Over the past twenty years, the issue of land dispossession has been of dire concern to Egypt’s rural population. After Egypt's recent unrest, however, new momentum has been afforded to farmers' protests due to lowered inhibitions about dissent as well as the creation of opportunity for farmers to establish a political presence.
The issuance of Law 96/1992 allowed pre-Nasser era landowners the incontestable right to take back their land, which resulted in the displacement of over a million farmers from their land and homes.
Since the law came into effect in 1997, farmers have attempted to retaliate through protests and by creating awareness through the media. Due to a lack of organization on the farmers’ part and poor representation in the media, their efforts floundered, allowing systematic mistreatment to continue unnoticed.
This history is not exclusive to Egypt. Throughout India, various forms of violent land grabbing have continued to plague Indian rural communities since the 1960’s.
Though the details differ in each case, there are strong resemblances between the rural injustices of Egypt and India, according to Reem Saad, an associate research professor and director of the Middle East Studies Center at the American University in Cairo.
“It’s the same model of polarization between rich and poor, as well as land grabbing and the consequences of dispossession,” he says.
In India, land acquisition is enabled through the alignment of the colonial Land Acquisition Act of 1894 and the joint greed of wealthy landowners in connection with the state. Post-1991 economic reforms, with their emphasis on privatization, further exacerbated the state’s hunger for land — a state of affairs similar to that in Egypt.
“But at the same time,” continues Saad, “India is more exposed in terms of what we should be doing and learning — not necessarily in terms of militant resistance, but in terms of politics and cooperatives.”
A significant contributor to the publicized image of India’s rural affairs is the existence of militant, revolutionary and anti-repressive groups, such as the Naxalites, which emerged in 1967 and spread to 15 Indian states. Their activity has intensified across the country in response to systematic violence committed by the state against peasant rights and livelihoods.

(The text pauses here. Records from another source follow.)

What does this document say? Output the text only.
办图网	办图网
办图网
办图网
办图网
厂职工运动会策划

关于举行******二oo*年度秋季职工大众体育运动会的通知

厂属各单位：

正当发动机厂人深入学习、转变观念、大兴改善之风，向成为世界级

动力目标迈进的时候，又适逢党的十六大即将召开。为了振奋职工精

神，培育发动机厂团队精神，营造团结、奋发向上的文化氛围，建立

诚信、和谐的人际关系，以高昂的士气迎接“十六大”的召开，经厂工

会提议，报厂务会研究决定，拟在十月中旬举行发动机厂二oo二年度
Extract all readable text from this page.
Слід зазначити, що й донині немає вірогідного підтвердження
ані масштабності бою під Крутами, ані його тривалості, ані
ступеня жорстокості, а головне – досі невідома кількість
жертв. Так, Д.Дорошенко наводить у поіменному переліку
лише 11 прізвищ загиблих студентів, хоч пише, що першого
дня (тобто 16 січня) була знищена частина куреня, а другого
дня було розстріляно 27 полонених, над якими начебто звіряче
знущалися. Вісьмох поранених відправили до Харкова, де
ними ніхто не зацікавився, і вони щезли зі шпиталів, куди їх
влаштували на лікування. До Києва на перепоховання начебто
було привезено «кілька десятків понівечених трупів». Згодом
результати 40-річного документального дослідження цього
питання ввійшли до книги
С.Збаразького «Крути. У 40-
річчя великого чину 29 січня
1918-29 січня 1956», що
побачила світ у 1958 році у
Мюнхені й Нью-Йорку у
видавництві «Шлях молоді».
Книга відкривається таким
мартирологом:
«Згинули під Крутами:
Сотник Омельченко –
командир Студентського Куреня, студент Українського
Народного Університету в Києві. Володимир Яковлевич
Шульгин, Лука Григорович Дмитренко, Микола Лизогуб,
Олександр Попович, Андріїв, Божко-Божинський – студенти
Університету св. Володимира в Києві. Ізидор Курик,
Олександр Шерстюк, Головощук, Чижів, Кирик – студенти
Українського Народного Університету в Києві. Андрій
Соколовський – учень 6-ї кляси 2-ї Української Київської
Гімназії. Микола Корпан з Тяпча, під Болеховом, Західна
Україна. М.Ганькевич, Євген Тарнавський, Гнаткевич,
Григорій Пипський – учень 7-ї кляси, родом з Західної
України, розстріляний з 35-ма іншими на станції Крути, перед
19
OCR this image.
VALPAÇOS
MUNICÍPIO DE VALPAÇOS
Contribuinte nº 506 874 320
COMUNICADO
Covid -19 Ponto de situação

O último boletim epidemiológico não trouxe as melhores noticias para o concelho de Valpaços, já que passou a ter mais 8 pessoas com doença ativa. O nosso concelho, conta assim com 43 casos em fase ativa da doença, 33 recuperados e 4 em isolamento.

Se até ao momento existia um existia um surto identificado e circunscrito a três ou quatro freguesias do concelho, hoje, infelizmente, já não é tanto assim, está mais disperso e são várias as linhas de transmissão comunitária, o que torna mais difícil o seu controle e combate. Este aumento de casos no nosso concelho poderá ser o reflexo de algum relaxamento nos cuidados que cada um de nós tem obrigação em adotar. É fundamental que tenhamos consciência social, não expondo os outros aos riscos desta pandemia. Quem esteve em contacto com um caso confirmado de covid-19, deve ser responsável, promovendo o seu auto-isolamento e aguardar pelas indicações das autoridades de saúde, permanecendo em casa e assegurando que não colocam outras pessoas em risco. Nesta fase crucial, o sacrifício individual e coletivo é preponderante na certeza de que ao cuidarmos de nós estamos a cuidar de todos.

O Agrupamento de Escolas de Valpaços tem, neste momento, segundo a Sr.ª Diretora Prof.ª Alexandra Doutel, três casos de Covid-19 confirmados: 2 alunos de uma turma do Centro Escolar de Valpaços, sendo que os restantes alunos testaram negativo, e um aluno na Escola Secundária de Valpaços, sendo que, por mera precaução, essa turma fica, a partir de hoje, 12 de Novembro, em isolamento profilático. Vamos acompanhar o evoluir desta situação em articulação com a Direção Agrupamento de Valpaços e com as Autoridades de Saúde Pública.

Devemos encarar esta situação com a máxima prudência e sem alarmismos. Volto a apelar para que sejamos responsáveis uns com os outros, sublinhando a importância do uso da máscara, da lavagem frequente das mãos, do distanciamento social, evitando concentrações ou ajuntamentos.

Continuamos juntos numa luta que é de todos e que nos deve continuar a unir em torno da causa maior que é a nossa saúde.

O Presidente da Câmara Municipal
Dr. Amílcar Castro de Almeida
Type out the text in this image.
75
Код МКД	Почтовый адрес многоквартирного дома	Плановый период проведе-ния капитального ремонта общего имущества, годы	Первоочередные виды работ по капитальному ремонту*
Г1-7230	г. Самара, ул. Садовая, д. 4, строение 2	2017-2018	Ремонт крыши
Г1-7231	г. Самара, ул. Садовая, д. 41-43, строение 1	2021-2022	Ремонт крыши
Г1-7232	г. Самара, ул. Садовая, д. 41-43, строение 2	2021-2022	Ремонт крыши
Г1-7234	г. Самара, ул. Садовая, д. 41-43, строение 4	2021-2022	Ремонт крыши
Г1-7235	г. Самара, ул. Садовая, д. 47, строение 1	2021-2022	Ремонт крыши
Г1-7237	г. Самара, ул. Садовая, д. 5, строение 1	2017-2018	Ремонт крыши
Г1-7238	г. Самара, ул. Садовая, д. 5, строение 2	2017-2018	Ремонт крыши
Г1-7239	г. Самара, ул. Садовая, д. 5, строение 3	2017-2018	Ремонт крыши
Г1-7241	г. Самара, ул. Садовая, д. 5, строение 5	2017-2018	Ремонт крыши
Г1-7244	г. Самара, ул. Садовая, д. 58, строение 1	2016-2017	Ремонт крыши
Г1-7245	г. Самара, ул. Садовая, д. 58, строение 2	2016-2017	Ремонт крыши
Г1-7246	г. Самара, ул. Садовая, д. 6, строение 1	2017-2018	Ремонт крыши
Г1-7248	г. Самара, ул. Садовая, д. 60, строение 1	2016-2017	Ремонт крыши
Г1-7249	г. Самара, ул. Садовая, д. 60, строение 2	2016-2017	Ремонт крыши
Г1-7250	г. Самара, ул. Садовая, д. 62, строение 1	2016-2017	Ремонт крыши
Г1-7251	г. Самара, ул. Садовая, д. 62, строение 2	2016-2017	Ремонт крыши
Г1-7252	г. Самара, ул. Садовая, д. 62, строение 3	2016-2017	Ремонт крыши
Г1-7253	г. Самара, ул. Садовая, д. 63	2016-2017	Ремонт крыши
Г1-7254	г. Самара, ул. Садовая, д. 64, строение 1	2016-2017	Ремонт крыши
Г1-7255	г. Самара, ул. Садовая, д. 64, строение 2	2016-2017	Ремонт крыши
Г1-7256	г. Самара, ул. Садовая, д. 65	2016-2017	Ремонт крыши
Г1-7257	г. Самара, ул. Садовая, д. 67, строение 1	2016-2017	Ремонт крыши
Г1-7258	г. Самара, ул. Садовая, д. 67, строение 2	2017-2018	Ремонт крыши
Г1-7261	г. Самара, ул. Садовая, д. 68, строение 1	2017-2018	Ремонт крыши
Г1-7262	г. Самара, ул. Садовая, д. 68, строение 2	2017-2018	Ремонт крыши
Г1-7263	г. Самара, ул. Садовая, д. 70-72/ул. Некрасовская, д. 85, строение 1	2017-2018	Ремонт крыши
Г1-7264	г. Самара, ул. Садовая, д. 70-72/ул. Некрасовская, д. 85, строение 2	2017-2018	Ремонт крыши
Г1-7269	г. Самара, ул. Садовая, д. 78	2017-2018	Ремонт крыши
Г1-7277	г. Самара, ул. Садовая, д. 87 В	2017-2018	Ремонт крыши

The Naxalites are trying to organize farmers to bring about land reform through radical means, including violence.
The existence of an entity, such as the Naxalites, is particularly disquieting considering the routine violence committed towards the rural population of Egypt, which comprises 40 percent of Egypt’s population of 80 million. This raises the question: What if Egypt’s peasants were to follow suit?
According to Sons of the Soil, an Egyptian organization formed in 2005 to organize farmers, militant responses have occurred in the past in Egypt, though sporadically and in a less organized way than that of the Naxalites.
In 2005, a group of landowners accompanied by police attempted to take land from the village of Sarando in the Beheira Governate by force. Thousands of rural workers retaliated, but according to many involved, the response of farmers was misguided.
“We hope not to see organized militant peasant groups forming in Egypt at the current time,” says Saad. “There is no guarantee that it could be implemented in a productive and effective way and it could end up getting very ugly. Considering the recent revolution, the focus must be on gaining political presence.”
In India, the existence of functional unions and bottom-up syndicates represents a counterweight against land dispossession. The country's 73rd constitutional amendment of 1992 granted its poorest citizens a political presence through which to voice their opinion.
“Although in India the state has often treated Naxalism as a law-and-order issue and followed a security-centric approach, this suppression rationale has given way lately to a more "developmental" rationale — representative in the constitutional amendment of 1992,” states Dalia Wahdan, assistant professor of anthropology and comparative urban studies at the Foundation for Liberal and Management Education (FLAME) in Pune, India.
“Besides allowing the disadvantaged and weaker sections of society to run for elections, the amendment was a key step towards devolving the distribution of rural responsibilities and resources to the grass roots level,” says Wahdan.
India, however, is a federal democratic system that runs state elections independent from, yet politically associated with, the elections of the central government. Every state within the country regulates itself independently from the central government, thus creating divergences within the country itself.
Egypt, on the other hand, functions under laws that govern the entire country, making the implementation of a single representative syndicate a promising possibility.
“Since the revolution, many organizations have appeared calling themselves the 'farmer’s syndicate'”, states Mahmoud al-Mansy from Sons of the Soil. “The most prevalent one is headed by ex-NDP official Mohamed Borgosh. What they are trying to do is fraudulently claim to represent the farmers, get them to sign, and then take control of the situation from the inside.”
Since 2005, Sons of the Soil have been focused on guiding and implementing a bottom-up syndicate in Egypt that represents different areas and districts.
Unlike in India, where state divisions create internal conflict, a bottom-up syndicate in Egypt may be able to transform rural injustices into single-focus, addressable issues, potentially avoiding the need for future Naxalite-like entities that have turned the Green Revolution in India into a Red Revolution.
“We can learn a lot from India,” concludes Saad. “But what will happen really depends on how the farmers strategically address the situation.”
“If the peasants get organized, form a syndicate, and try to do the right and defensible thing, then things will work out well for them. If not, then who knows where it could go.”